Purpose of the Study:
- To develop a novel automatic vocal fold segmentation system.
- To leverage glottis information and prompt engineering for vocal fold segmentation.
- To achieve accurate segmentation without requiring supervised vocal fold annotations.
Main Methods:
- Utilized prompt engineering techniques with the Segment Anything Model (SAM).
- Extracted vocal fold features from U-Net-generated glottis masks, enhanced with contrast adjustment and morphological closing.
- Integrated YOLO-v5 for laryngeal region bounding box prompts and derived point prompts from grayscale intensity extrema.
Main Results:
- Achieved a Dice Coefficient of 0.91 for vocal fold segmentation.

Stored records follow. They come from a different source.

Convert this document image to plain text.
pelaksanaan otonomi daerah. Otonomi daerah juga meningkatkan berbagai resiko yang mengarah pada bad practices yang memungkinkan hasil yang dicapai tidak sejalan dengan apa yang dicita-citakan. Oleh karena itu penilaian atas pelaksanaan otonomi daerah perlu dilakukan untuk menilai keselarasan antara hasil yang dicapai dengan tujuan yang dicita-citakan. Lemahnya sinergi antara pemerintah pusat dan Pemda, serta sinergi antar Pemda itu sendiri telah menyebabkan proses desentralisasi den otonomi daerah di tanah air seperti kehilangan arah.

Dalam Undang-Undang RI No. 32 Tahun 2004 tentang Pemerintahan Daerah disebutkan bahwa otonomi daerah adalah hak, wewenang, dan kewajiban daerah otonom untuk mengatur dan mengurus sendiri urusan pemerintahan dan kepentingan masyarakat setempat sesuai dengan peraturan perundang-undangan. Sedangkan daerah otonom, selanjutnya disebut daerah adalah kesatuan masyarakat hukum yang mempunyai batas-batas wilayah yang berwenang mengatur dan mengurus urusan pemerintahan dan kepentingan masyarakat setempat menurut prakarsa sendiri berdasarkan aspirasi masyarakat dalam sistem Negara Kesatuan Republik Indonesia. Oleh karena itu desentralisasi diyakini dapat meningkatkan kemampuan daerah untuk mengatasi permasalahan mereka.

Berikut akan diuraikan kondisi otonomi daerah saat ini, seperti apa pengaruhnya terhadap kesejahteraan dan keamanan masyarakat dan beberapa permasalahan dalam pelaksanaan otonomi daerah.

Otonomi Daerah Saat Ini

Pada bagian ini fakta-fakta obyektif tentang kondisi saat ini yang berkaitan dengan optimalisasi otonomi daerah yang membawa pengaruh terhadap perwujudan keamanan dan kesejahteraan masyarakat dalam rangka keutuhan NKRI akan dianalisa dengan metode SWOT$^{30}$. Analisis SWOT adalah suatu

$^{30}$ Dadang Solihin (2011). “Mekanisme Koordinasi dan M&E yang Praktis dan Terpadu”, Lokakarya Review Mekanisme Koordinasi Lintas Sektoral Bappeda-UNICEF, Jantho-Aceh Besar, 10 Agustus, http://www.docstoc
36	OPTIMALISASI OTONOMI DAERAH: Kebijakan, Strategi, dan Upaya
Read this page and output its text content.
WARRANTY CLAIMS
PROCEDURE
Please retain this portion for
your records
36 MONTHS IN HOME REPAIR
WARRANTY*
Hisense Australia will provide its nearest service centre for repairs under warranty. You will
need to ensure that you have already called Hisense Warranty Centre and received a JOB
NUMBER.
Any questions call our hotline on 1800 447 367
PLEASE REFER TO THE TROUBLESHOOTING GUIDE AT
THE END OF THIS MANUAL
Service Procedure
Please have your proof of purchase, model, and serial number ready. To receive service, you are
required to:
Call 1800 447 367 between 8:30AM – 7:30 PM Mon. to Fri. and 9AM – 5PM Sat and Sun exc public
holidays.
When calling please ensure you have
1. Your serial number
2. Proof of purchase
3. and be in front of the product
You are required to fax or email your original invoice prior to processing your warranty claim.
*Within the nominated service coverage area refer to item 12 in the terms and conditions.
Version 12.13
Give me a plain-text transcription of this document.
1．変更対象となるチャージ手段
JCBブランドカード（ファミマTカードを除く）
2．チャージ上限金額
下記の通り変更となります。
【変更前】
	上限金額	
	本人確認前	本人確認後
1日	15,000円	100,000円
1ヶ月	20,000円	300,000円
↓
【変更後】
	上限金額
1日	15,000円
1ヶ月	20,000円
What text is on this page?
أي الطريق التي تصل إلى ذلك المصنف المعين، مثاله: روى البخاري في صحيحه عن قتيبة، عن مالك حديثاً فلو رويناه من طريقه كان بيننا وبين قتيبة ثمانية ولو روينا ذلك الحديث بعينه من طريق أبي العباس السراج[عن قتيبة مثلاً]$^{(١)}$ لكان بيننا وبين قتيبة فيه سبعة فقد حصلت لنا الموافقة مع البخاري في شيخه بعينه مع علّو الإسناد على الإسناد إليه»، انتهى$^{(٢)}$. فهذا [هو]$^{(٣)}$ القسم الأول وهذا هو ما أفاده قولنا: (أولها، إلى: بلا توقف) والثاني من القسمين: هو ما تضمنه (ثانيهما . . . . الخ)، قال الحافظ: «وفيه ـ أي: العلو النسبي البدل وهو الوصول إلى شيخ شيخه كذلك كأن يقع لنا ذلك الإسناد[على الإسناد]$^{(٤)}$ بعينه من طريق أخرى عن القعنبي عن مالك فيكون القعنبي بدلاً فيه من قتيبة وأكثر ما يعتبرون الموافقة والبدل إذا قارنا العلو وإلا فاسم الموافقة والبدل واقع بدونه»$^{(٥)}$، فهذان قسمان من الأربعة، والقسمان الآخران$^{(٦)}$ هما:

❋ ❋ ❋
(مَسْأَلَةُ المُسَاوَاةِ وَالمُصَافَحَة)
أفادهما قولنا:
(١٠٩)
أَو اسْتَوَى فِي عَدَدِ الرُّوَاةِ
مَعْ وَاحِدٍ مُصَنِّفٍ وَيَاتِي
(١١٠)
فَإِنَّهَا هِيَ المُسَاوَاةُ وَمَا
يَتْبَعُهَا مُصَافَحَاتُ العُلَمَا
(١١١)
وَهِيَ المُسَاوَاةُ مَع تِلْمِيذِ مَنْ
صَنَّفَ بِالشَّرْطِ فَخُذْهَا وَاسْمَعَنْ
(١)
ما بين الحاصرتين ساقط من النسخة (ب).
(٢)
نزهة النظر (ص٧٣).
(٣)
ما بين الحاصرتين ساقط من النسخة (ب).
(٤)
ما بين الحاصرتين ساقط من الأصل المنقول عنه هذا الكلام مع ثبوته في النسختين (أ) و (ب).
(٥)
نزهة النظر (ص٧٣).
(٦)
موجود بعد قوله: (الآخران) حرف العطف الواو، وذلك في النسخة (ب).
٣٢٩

- Demonstrated competitive performance compared to fully supervised methods.
- Validated the effectiveness of glottis-based prompts and the absence of need for labeled vocal fold training data.
Conclusions:
- Accurate vocal fold segmentation is feasible using only glottis-based prompts.
- The proposed method offers a viable alternative to supervised learning for vocal fold segmentation.
- The developed system and code are released to promote further research in laryngeal image analysis.